Les yeux des personnes présentes dans la pièce devinrent une torture pour le noble, tout comme leurs messes basses. Autour de lui, les gens parlèrent de plus en plus fort, outrés par son comportement, jugeant immondes ses intentions. Le Marquis ne résista pas plus longtemps et quitta l'endroit avec empressement, honteux, terrifié. Le Roi Puissance profita du fait que les visages se tournent vers l'homme en cavale pour s'approcher d'Azriel. Sa main gauche s'enroula autour de sa taille, venant se poser fermement sur sa hanche, légèrement crispée. Les yeux toujours aussi ardents, il observa d'un air dur et sérieux tous ceux qui se retournèrent vers eux. Pour que les choses soient fixées, il éleva ensuite la voix une dernière fois, atone.

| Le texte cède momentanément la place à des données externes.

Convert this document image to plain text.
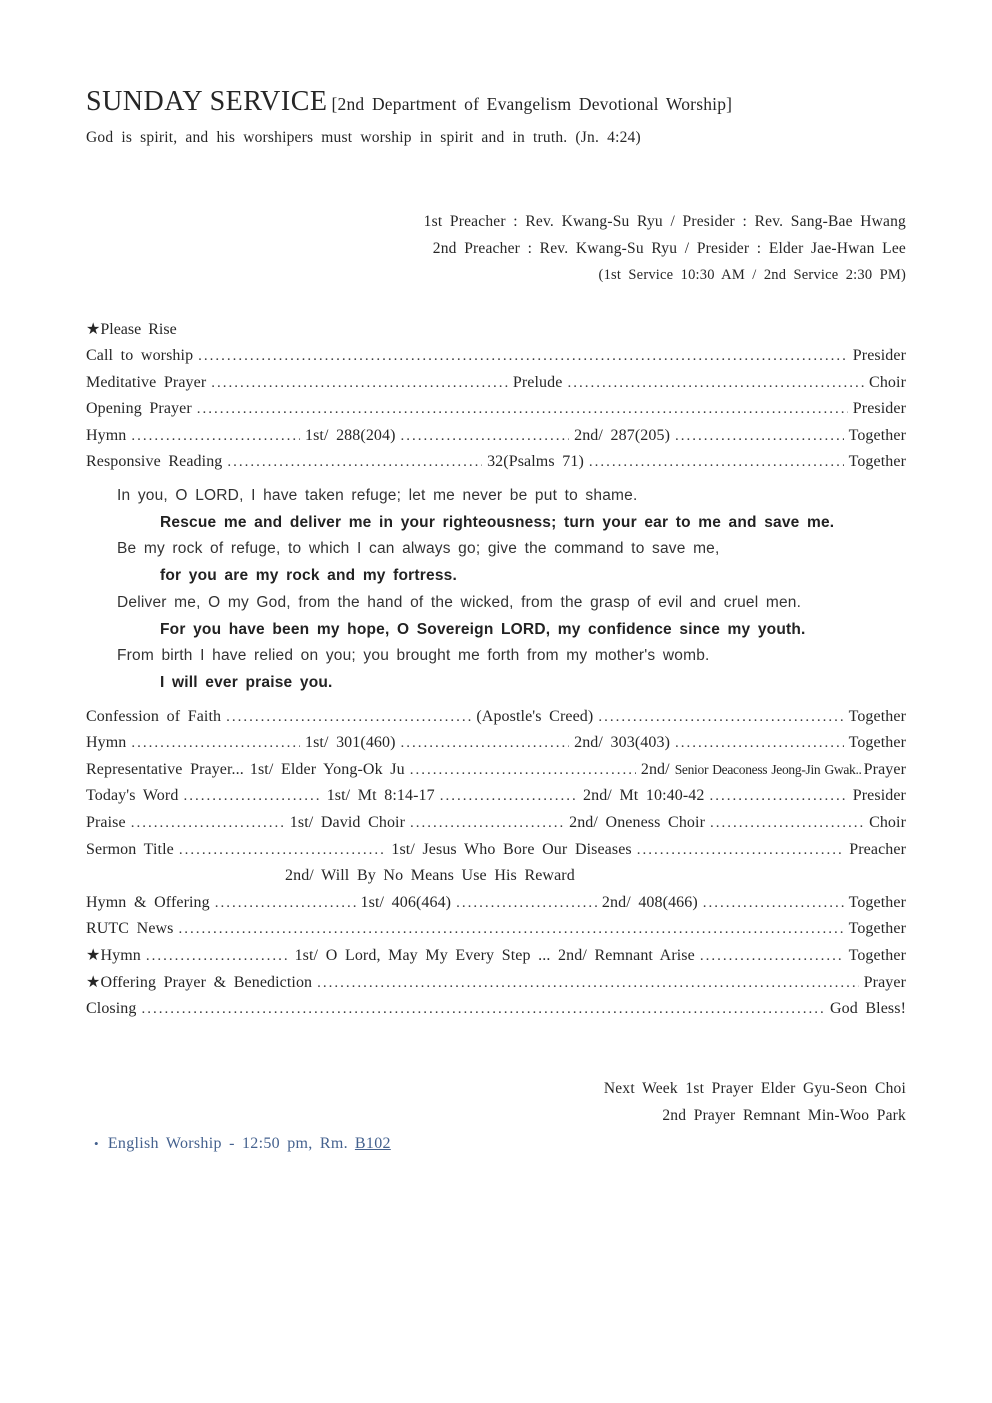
SUNDAY SERVICE [2nd Department of Evangelism Devotional Worship]
God is spirit, and his worshipers must worship in spirit and in truth. (Jn. 4:24)
1st Preacher : Rev. Kwang-Su Ryu / Presider : Rev. Sang-Bae Hwang
2nd Preacher : Rev. Kwang-Su Ryu / Presider : Elder Jae-Hwan Lee
(1st Service 10:30 AM / 2nd Service 2:30 PM)
★Please Rise
Call to worship .....	Presider
Meditative Prayer .....	Prelude .....	Choir
Opening Prayer .....	Presider
Hymn .....	1st/ 288(204) .....	2nd/ 287(205) .....	Together
Responsive Reading .....	32(Psalms 71) .....	Together
In you, O LORD, I have taken refuge; let me never be put to shame.
Rescue me and deliver me in your righteousness; turn your ear to me and save me.
Be my rock of refuge, to which I can always go; give the command to save me,
for you are my rock and my fortress.
Deliver me, O my God, from the hand of the wicked, from the grasp of evil and cruel men.
For you have been my hope, O Sovereign LORD, my confidence since my youth.
From birth I have relied on you; you brought me forth from my mother's womb.
I will ever praise you.
Confession of Faith .....	(Apostle's Creed) .....	Together
Hymn .....	1st/ 301(460) .....	2nd/ 303(403) .....	Together
Representative Prayer... 1st/ Elder Yong-Ok Ju .....	2nd/ Senior Deaconess Jeong-Jin Gwak.. Prayer
Today's Word .....	1st/ Mt 8:14-17 .....	2nd/ Mt 10:40-42 .....	Presider
Praise .....	1st/ David Choir .....	2nd/ Oneness Choir .....	Choir
Sermon Title .....	1st/ Jesus Who Bore Our Diseases .....	Preacher
2nd/ Will By No Means Use His Reward
Hymn & Offering .....	1st/ 406(464) .....	2nd/ 408(466) .....	Together
RUTC News .....	Together
★Hymn .....	1st/ O Lord, May My Every Step ... 2nd/ Remnant Arise .....	Together
★Offering Prayer & Benediction .....	Prayer
Closing .....	God Bless!
Next Week 1st Prayer Elder Gyu-Seon Choi
2nd Prayer Remnant Min-Woo Park
• English Worship - 12:50 pm, Rm. B102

— Ai-je été assez clair ou bien y a-t-il d'autres volontaires ?

Le public détourna le regard précipitamment, ne souhaitant pas se frotter au Roi Puissance. Ils comprirent tous qu'approcher Azriel reviendrait à se jeter dans un incendie qui les brûlerait vifs. Les yeux se détachèrent donc du Roi, l'attention se déplaça à nouveau. Le temps reprit son cours et Adaryn soupira, s'affaissant légèrement vers l'avant, fermant les paupières un instant. Azriel le détailla, curieux, puis la musique reprit son cours ; tout le monde revint à sa danse, à sa conversation. Lyan, Ehann et Alden purent alors enfin se frayer un chemin jusqu'à eux, tandis que le Roi Puissance se tournait vers Frewen, sans pour autant lâcher le bleuet qui semblait perdu dans ses pensées, perturbé par ces petites mimiques et gestes qui lui paraissaient bien inhabituels.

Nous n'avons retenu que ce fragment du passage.